Six recommendations including better communication and creating a list of exemption sites have been revealed in a draft report assessing the impact of Lincolnshire County Council’s controversial decision to switch off tens of thousands of street lights at night.
Over half of Lincolnshire’s 68,000 street lights were reverted to what the council called a ‘part-night’ lighting system, saving the authority £1.7 million a year.
The system means that they are switched off between midnight (and as early as 10pm in some areas) until dawn.
More than 5,000 Lincolnshire residents responded to a county council survey, with three quarters describing the changes as negative or extremely negative.
A scrutiny panel consisting of county councillors from across Lincolnshire was set up in October 2017, and was tasked with reviewing the impact of the policy and making recommendations to the council’s Executive.
Six months later, the panel has produced a draft report outlining its suggestions.
The first proposed recommendation is for Lincolnshire Police to review and update a street lighting crime data report on an annual basis for consideration by the county council’s Public Protection and Communities Scrutiny Committee.
The draft report also suggests that a communications strategy and action plan is created to change public perception about the switch-off, and reduce their fears of a rise in crime.
Lincolnshire Road Safety Partnership is also recommended to produce an annual report for the Public Protection and Communities Scrutiny Committee capturing data on street lighting levels as part of a road safety analysis.
The fourth recommendation is for the Executive to consider a list of exemption sites and include an additional exemption for community public access defibrillator sites where requested by local communities.
Holiday accommodation areas are also set to be considered as exemption sites to support the local economy and safeguard tourism in Lincolnshire.
The final recommendation is for the Executive to consider the county council develops an “appropriate protocol” to enable communities to support the upgrading of street lighting to LED and reinstated to full night lighting where required and on request as part of routine maintenance.
In the report, committee chairman Councillor Angela Newton said: “The scrutiny panel acknowledges that fears about public safety and crime levels were a key theme highlighted throughout the review and it is recommended that crime rates and fears about safety/crime are continued to be reviewed over the coming years to monitor the longer term impact of the introduction of part night street lighting.
“However, the evidence received as part of this review shows little evidence to suggest night time crime has significantly increased.
“In addition, the panel recommends that additional work is undertaken to review, improve and communicate more effectively with the public to support greater awareness and clarity of the messages in relation to the concerns highlighted around crime rates, fears about safety and crime.
“Lincolnshire remains one of the safest areas in the country and this needs to be more effectively communicated going forward.
“The scrutiny panel supports continued regular engagement between Lincolnshire Police, the Community Safety Partnership and the county council street lighting team to ensure that where there is a significant increase in recorded night time crime in the future, lighting levels are appropriately reviewed as a way to support the work of the Community Safety Partnership, Lincolnshire Police and Police and Crime Commissioner.”
Councillors on the committee will hold an informal meeting on Tuesday, April 10 to consider and comment on the draft report before it is passed to the Overview and Scrutiny Management Board on April 26.
The report and recommendations will then be sent on to the council’s Executive for its June meeting.
Council leader Martin Hill has previously said that the council would not reverse the policy, but may tweak it in certain areas.
In October 2017 he said: “We promised a review of that policy but I’ll not mislead you.
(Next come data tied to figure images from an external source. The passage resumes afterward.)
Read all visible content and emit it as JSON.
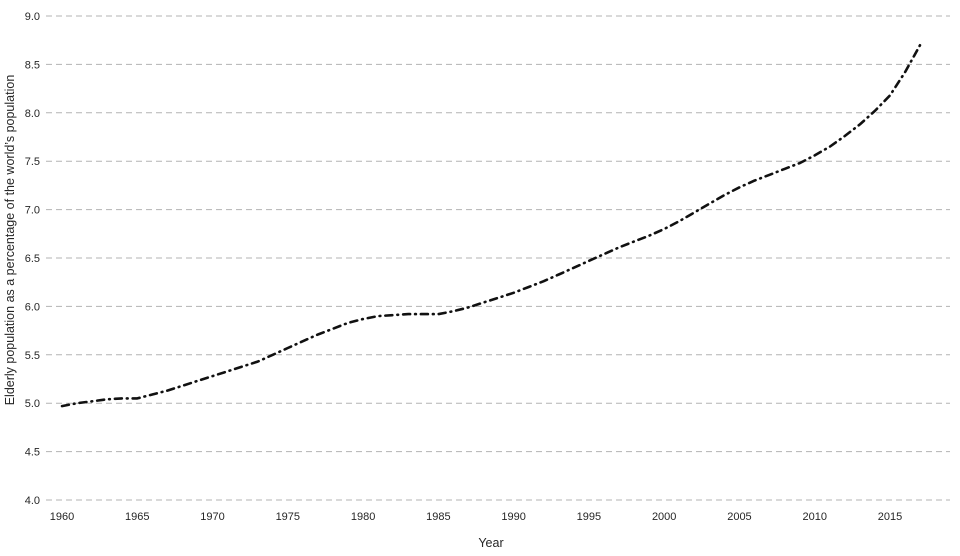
{
  "chart_data": {
    "type": "line",
    "title": "",
    "xlabel": "Year",
    "ylabel": "Elderly population as a percentage of the world’s population",
    "x": [
      1960,
      1961,
      1962,
      1963,
      1964,
      1965,
      1966,
      1967,
      1968,
      1969,
      1970,
      1971,
      1972,
      1973,
      1974,
      1975,
      1976,
      1977,
      1978,
      1979,
      1980,
      1981,
      1982,
      1983,
      1984,
      1985,
      1986,
      1987,
      1988,
      1989,
      1990,
      1991,
      1992,
      1993,
      1994,
      1995,
      1996,
      1997,
      1998,
      1999,
      2000,
      2001,
      2002,
      2003,
      2004,
      2005,
      2006,
      2007,
      2008,
      2009,
      2010,
      2011,
      2012,
      2013,
      2014,
      2015,
      2016,
      2017
    ],
    "series": [
      {
        "name": "Elderly population as a percentage of the world’s population",
        "values": [
          4.97,
          5.0,
          5.02,
          5.04,
          5.05,
          5.05,
          5.09,
          5.13,
          5.18,
          5.23,
          5.28,
          5.33,
          5.38,
          5.43,
          5.5,
          5.57,
          5.64,
          5.71,
          5.77,
          5.83,
          5.87,
          5.9,
          5.91,
          5.92,
          5.92,
          5.92,
          5.95,
          5.99,
          6.04,
          6.09,
          6.14,
          6.2,
          6.26,
          6.33,
          6.4,
          6.47,
          6.54,
          6.61,
          6.67,
          6.73,
          6.8,
          6.88,
          6.97,
          7.06,
          7.15,
          7.23,
          7.3,
          7.36,
          7.42,
          7.48,
          7.56,
          7.65,
          7.76,
          7.88,
          8.02,
          8.18,
          8.42,
          8.7
        ]
      }
    ],
    "xlim": [
      1960,
      2017
    ],
    "ylim": [
      4.0,
      9.0
    ],
    "yticks": [
      4.0,
      4.5,
      5.0,
      5.5,
      6.0,
      6.5,
      7.0,
      7.5,
      8.0,
      8.5,
      9.0
    ],
    "xticks": [
      1960,
      1965,
      1970,
      1975,
      1980,
      1985,
      1990,
      1995,
      2000,
      2005,
      2010,
      2015
    ],
    "grid": true,
    "legend": false,
    "line_color": "#111111",
    "line_style": "dash-dot",
    "gridline_color": "#b3b3b3",
    "text_color": "#262626",
    "background_color": "#ffffff"
  }
}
There’ll be no chance that all those street lights we’ve switched off will come back on again.
“Why would you want to keep street lights on when there’s nobody out there? And last time I looked, all cars had headlights on.”
Councillor Hill’s colleague Richard Davies, who is responsible for highways at Lincolnshire County Council, also accused some social media users of spreading “fake politics” about the changes.
In February 2018 he said: “One of the reasons people are at times feeling scared to go out in the evening is because there’s this false perception that we’re turning the street lights off at 8pm and anybody on their way home from the bingo is vulnerable to someone jumping out with a knife between their teeth. That simply isn’t the case.
“I think what we need to do is get past this fake politics that we sometimes get in local government of people whipping up fear and misunderstanding.”